Magnetic resonance imaging examination of muscle has its inherent limitations. Conventional MRI is not the appropriate method for measuring fiber curvature because the data are discontinuous and censored by the sequential nature of the images being taken at 5-mm intervals. This raises the issue of the quality of fiber tracking. This issue was found in an MRI study of the soleus muscle in which the multipennate fiber pattern, often oriented oblique to the slice, as well as the volume averaging of capillary structures, decreased the accuracy of fiber orientation measurements [29]. The sheet-like nature of the LA muscles indicates that this should not be a major factor affecting our results. Similar issues have been found with DTI, where the multipennate fiber pattern decreases the accuracy of fiber orientation measurements [13]. However, these discrepancies are relatively small and would not be responsible for the large differences found in our study. Finally, for the present study, we were interested in the morphology of normal muscle whereby the effect of the two sides contracting simultaneously are resolved to a single force in the midsagittal plane. In the future, however, if muscles with a unilateral defect are studied [30], resolving to a single force may not be valid.
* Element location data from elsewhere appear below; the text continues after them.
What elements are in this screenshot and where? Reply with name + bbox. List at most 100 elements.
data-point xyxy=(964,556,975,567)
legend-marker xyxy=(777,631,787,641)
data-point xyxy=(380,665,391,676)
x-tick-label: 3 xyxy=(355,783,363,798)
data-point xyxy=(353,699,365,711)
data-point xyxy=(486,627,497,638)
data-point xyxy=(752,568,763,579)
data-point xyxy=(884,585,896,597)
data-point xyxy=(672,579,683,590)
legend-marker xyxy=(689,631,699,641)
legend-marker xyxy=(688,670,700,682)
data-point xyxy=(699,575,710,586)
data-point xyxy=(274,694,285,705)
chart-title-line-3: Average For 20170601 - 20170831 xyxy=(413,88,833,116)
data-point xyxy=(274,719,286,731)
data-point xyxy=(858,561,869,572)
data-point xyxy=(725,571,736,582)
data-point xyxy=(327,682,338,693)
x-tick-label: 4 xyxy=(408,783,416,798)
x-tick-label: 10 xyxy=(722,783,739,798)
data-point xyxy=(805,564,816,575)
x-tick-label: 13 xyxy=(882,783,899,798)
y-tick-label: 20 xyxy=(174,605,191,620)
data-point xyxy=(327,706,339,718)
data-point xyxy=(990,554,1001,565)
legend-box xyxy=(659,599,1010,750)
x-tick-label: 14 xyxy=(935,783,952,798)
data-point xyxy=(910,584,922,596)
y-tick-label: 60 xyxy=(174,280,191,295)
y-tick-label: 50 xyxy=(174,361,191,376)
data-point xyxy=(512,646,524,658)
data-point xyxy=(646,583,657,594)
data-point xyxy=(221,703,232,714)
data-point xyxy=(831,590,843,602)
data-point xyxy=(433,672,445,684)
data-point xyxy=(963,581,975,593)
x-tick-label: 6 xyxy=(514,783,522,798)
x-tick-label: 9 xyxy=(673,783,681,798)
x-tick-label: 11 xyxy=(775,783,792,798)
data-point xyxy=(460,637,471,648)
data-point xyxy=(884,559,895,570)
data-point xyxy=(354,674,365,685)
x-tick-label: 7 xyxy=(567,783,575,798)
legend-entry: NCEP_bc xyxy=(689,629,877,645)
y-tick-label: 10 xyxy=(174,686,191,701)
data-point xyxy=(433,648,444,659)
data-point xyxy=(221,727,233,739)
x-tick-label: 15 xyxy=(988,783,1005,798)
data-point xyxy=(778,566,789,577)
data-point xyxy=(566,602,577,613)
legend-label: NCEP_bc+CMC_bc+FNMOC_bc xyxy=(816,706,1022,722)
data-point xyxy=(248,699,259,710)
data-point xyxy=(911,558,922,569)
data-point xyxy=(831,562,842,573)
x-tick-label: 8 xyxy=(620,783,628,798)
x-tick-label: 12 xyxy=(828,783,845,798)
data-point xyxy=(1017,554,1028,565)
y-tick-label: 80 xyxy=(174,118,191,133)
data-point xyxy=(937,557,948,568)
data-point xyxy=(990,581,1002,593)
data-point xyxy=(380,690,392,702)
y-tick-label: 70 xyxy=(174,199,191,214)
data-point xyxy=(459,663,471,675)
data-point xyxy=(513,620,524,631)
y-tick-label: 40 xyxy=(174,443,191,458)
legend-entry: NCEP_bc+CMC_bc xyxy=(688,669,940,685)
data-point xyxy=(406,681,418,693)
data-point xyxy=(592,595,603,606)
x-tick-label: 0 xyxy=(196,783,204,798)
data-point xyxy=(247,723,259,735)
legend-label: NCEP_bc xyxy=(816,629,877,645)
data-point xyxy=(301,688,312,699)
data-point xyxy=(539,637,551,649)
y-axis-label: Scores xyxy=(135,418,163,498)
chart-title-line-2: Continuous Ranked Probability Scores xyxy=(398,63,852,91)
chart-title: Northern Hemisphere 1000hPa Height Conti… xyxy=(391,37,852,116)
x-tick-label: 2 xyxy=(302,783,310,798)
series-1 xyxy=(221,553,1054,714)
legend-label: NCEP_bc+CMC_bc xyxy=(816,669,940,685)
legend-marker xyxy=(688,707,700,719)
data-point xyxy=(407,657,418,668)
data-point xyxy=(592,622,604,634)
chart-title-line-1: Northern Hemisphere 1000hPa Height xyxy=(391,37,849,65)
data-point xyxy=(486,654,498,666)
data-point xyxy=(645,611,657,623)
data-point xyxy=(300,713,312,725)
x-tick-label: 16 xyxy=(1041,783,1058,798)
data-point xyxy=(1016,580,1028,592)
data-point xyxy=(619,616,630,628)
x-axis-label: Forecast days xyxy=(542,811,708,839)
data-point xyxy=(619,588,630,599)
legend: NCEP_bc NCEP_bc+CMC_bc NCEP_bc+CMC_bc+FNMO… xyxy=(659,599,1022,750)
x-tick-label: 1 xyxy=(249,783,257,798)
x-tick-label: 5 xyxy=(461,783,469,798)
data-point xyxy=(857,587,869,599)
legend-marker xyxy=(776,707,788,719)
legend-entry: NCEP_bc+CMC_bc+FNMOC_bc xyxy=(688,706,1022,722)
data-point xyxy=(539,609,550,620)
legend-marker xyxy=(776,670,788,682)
These results provide quantitative data to help understand different lifting and constricting effects of individual subdivisions of the LA muscle. The distinct difference in orientation between the PVM and the PRM as well as that between the ICM and the PRM supports consideration of the LA as three distinct regions, with different names and functions. The PVM and ICM have similar fiber directions and their different anatomy is justified by their different insertions. Knowing the angles at which these muscle divisions act can now be used to evaluate the mechanical effects of losing one or more portions of the levator ani.